Я одел свой парадный костюм, как это было заведено в те времена, – тот самый черный редингот, достававший мне до щиколоток, который я заказал в честь премьеры своей пьесы, и стоячий воротничок, врезавшийся мне в уши, и отправился в крытой пролетке во дворец градоначальника. Перед отъездом я сунул свой паспорт в один карман, а в другой положил весь капитал, оказавшийся в наличии дома, около 30 рублей, и, подъехав к дворцу, велел извозчику ждать меня. Аудиенция была назначена на II часов, а в полдень из Одессы отходил прямой поезд на север. Я собрал дома также свой чемодан и вручил его одному из своих друзей, чтобы он принес его к этому поезду.
Беседа моя с правителем города была очень краткой. «Он всегда рычит, – сказал Шувалов, показав на Панасюка, который стоял перед нами, вытянувшись в струнку. – Говоря со мной, он тоже рычит. Мы уведомим вас еще сегодня о том, какое наказание мы наложим на вас».
Я вышел, вскочил в пролетку и помчался на вокзал. Купил билет до Петербурга. Друг не поспел с чемоданом к отходу поезда, и я отправился в двухдневную поездку без мыла и зубной щетки. Легко понять, какое впечатление производил на пассажиров молодой человек в рединготе на скамье третьего класса.
В Петербурге я знал только двух человек: один из них – мой дальний родич, сверстник, студент зубоврачебной школы; а второго я ни разу не видел, но за месяц до этого он обратился ко мне с письмом, в котором сообщал, что собирается основать ежемесячный сионистский журнал на русском языке, и приглашал меня послать ему статью. Звали его Николай Сорин. С одной станции я послал телеграмму своему родственнику: он встречал меня на вокзале в Петербурге, привел в свою комнату, помыл, побрил, дал мне ночную рубаху и прочие спальные принадлежности – все, кроме ночлега, ибо хотя у меня и был паспорт, но в нем значилось – еврей, а такие люди не пользовались правом жительства в столице, и дворник был агентом полиции, как все дворники на святой Руси, и очень строго выполнял свои обязанности. Я спал весь день, а ночь мы провели – мой несчастный и верный родич не хотел отпускать меня – в театре, а потом в шумном ресторане, а после того как тот закрыли – на островах и на песчаной отмели, вдающейся в Финский залив, которая называлась Стрелкой. Удовольствие вместе с нанятым до утра крытым экипажем стоило нам всех имевшихся у нас двоих наличных денег.

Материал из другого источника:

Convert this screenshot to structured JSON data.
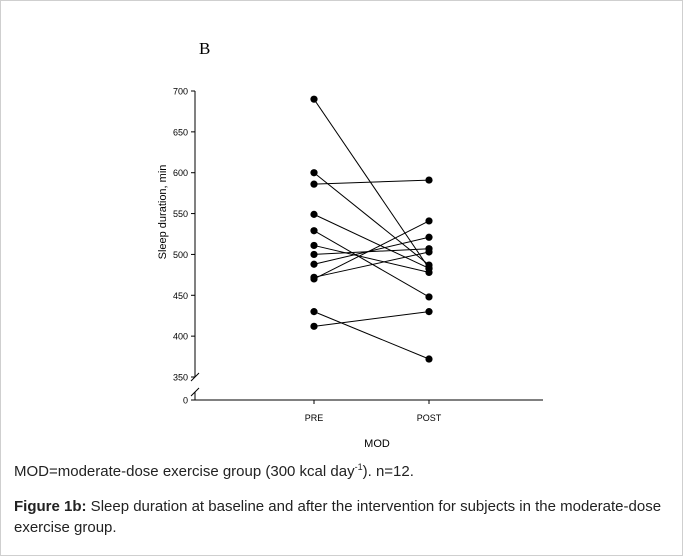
{
  "figure": {
    "panel_letter": "B",
    "note": {
      "before": "MOD=moderate-dose exercise group (300 kcal day",
      "superscript": "-1",
      "after": "). n=12."
    },
    "caption_label": "Figure 1b:",
    "caption_text": " Sleep duration at baseline and after the intervention for subjects in the moderate-dose exercise group."
  },
  "chart_data": {
    "type": "line",
    "ylabel": "Sleep duration, min",
    "xlabel": "MOD",
    "categories": [
      "PRE",
      "POST"
    ],
    "y_ticks": [
      0,
      350,
      400,
      450,
      500,
      550,
      600,
      650,
      700
    ],
    "ylim": [
      350,
      700
    ],
    "axis_break": true,
    "grid": false,
    "color": "#000000",
    "series": [
      {
        "values": [
          690,
          483
        ]
      },
      {
        "values": [
          600,
          487
        ]
      },
      {
        "values": [
          586,
          591
        ]
      },
      {
        "values": [
          549,
          483
        ]
      },
      {
        "values": [
          529,
          448
        ]
      },
      {
        "values": [
          511,
          478
        ]
      },
      {
        "values": [
          500,
          507
        ]
      },
      {
        "values": [
          488,
          521
        ]
      },
      {
        "values": [
          472,
          503
        ]
      },
      {
        "values": [
          470,
          541
        ]
      },
      {
        "values": [
          430,
          372
        ]
      },
      {
        "values": [
          412,
          430
        ]
      }
    ]
  }
}
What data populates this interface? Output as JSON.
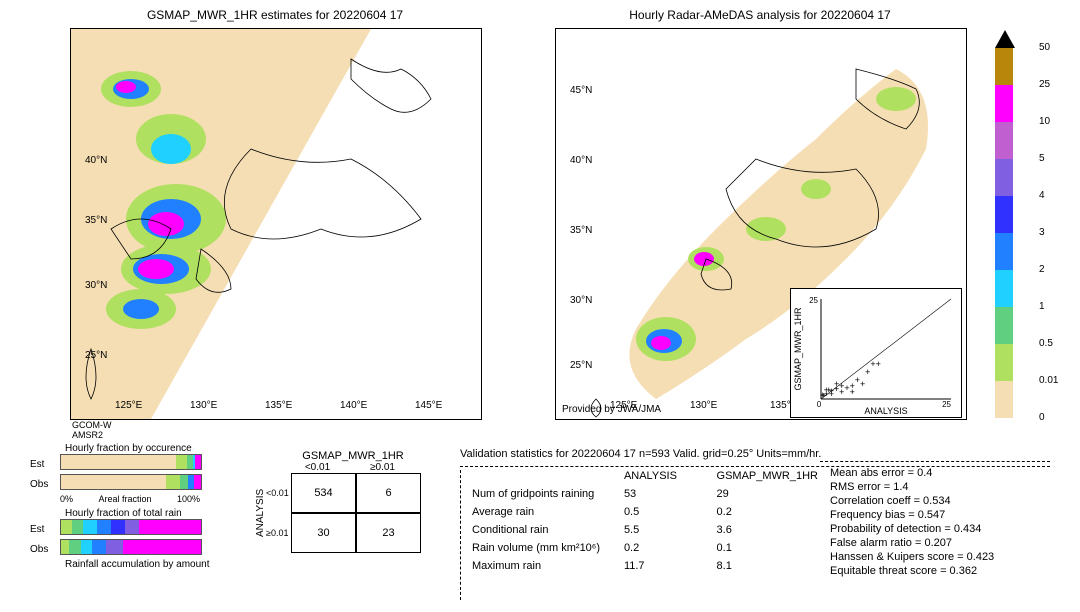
{
  "map_left": {
    "title": "GSMAP_MWR_1HR estimates for 20220604 17",
    "lat_labels": [
      "25°N",
      "30°N",
      "35°N",
      "40°N"
    ],
    "lon_labels": [
      "125°E",
      "130°E",
      "135°E",
      "140°E",
      "145°E"
    ],
    "sensor_label": "GCOM-W\nAMSR2"
  },
  "map_right": {
    "title": "Hourly Radar-AMeDAS analysis for 20220604 17",
    "lat_labels": [
      "25°N",
      "30°N",
      "35°N",
      "40°N",
      "45°N"
    ],
    "lon_labels": [
      "125°E",
      "130°E",
      "135°E"
    ],
    "provider": "Provided by JWA/JMA"
  },
  "colorbar": {
    "ticks": [
      "50",
      "25",
      "10",
      "5",
      "4",
      "3",
      "2",
      "1",
      "0.5",
      "0.01",
      "0"
    ],
    "colors": [
      "#b8860b",
      "#ff00ff",
      "#c060d0",
      "#8060e0",
      "#3030ff",
      "#2080ff",
      "#20d0ff",
      "#60d080",
      "#b0e060",
      "#f5deb3"
    ]
  },
  "inset_scatter": {
    "xlabel": "ANALYSIS",
    "ylabel": "GSMAP_MWR_1HR",
    "limits": [
      0,
      25
    ],
    "ticks": [
      0,
      5,
      10,
      15,
      20,
      25
    ],
    "points": [
      [
        0.3,
        0.2
      ],
      [
        0.5,
        0.1
      ],
      [
        1,
        0.5
      ],
      [
        2,
        1.2
      ],
      [
        1.5,
        1.5
      ],
      [
        3,
        1.8
      ],
      [
        4,
        1
      ],
      [
        5,
        2
      ],
      [
        6,
        2.5
      ],
      [
        8,
        3
      ],
      [
        10,
        8
      ],
      [
        6,
        1
      ],
      [
        3,
        3
      ],
      [
        1,
        1.5
      ],
      [
        2,
        0.5
      ],
      [
        4,
        2.5
      ],
      [
        7,
        4
      ],
      [
        9,
        6
      ],
      [
        11,
        8
      ]
    ]
  },
  "contingency": {
    "header": "GSMAP_MWR_1HR",
    "row_header": "ANALYSIS",
    "col_labels": [
      "<0.01",
      "≥0.01"
    ],
    "row_labels": [
      "<0.01",
      "≥0.01"
    ],
    "values": [
      [
        534,
        6
      ],
      [
        30,
        23
      ]
    ]
  },
  "validation": {
    "header": "Validation statistics for 20220604 17  n=593 Valid. grid=0.25°  Units=mm/hr.",
    "col1": "ANALYSIS",
    "col2": "GSMAP_MWR_1HR",
    "rows": [
      {
        "label": "Num of gridpoints raining",
        "v1": "53",
        "v2": "29"
      },
      {
        "label": "Average rain",
        "v1": "0.5",
        "v2": "0.2"
      },
      {
        "label": "Conditional rain",
        "v1": "5.5",
        "v2": "3.6"
      },
      {
        "label": "Rain volume (mm km²10⁶)",
        "v1": "0.2",
        "v2": "0.1"
      },
      {
        "label": "Maximum rain",
        "v1": "11.7",
        "v2": "8.1"
      }
    ],
    "metrics": [
      {
        "label": "Mean abs error =",
        "value": "  0.4"
      },
      {
        "label": "RMS error =",
        "value": "  1.4"
      },
      {
        "label": "Correlation coeff =",
        "value": " 0.534"
      },
      {
        "label": "Frequency bias =",
        "value": " 0.547"
      },
      {
        "label": "Probability of detection =",
        "value": " 0.434"
      },
      {
        "label": "False alarm ratio =",
        "value": " 0.207"
      },
      {
        "label": "Hanssen & Kuipers score =",
        "value": " 0.423"
      },
      {
        "label": "Equitable threat score =",
        "value": " 0.362"
      }
    ]
  },
  "bars": {
    "occur_title": "Hourly fraction by occurence",
    "rain_title": "Hourly fraction of total rain",
    "footer": "Rainfall accumulation by amount",
    "est": "Est",
    "obs": "Obs",
    "x0": "0%",
    "x1": "100%",
    "xlabel": "Areal fraction",
    "occur_est": [
      {
        "c": "#f5deb3",
        "w": 82
      },
      {
        "c": "#b0e060",
        "w": 8
      },
      {
        "c": "#60d080",
        "w": 4
      },
      {
        "c": "#20d0ff",
        "w": 2
      },
      {
        "c": "#ff00ff",
        "w": 4
      }
    ],
    "occur_obs": [
      {
        "c": "#f5deb3",
        "w": 75
      },
      {
        "c": "#b0e060",
        "w": 10
      },
      {
        "c": "#60d080",
        "w": 6
      },
      {
        "c": "#2080ff",
        "w": 4
      },
      {
        "c": "#ff00ff",
        "w": 5
      }
    ],
    "rain_est": [
      {
        "c": "#b0e060",
        "w": 8
      },
      {
        "c": "#60d080",
        "w": 8
      },
      {
        "c": "#20d0ff",
        "w": 10
      },
      {
        "c": "#2080ff",
        "w": 10
      },
      {
        "c": "#3030ff",
        "w": 10
      },
      {
        "c": "#8060e0",
        "w": 10
      },
      {
        "c": "#ff00ff",
        "w": 44
      }
    ],
    "rain_obs": [
      {
        "c": "#b0e060",
        "w": 6
      },
      {
        "c": "#60d080",
        "w": 8
      },
      {
        "c": "#20d0ff",
        "w": 8
      },
      {
        "c": "#2080ff",
        "w": 10
      },
      {
        "c": "#8060e0",
        "w": 12
      },
      {
        "c": "#ff00ff",
        "w": 56
      }
    ]
  }
}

Утром я поехал к Сорину – молодому адвокату, который говорил по-русски, как коренной петербуржец. Его жена, красивая золотоволосая дама была родом из Ковно, а воспитание получила в Париже. Приняли они меня, словно я был их другом с детства: Сорин призвал одного еврея, специалиста по этим делам, и тот разрешил вопрос моего ночлега, устроив меня в заброшенной гостинице, которая платила постоянную дань полиции, чтобы та не проверяла паспортов у сынов Израиля, нашедших прибежище под ее сенью. Чуть ли не с того же дня мы начали готовить первый выпуск нашего ежемесячника. Журнал назывался «Еврейская жизнь» – и только за одно название и за разрешение издавать его Сорин заплатил 7000 рублей. Деньги он получил в качестве беспроцентной ссуды, надеясь вернуть эту сумму по мере поступления взносов от подписчиков. Этот ежемесячник, который впоследствии превратился в еженедельник, несколько раз закрывался правительством, несколько раз менял свое название и переезжал из Петербурга в Москву, оттуда в Берлин и из Берлина в Париж. Теперь это «Рассвет», и Сорин все еще самый деятельный из его редакторов.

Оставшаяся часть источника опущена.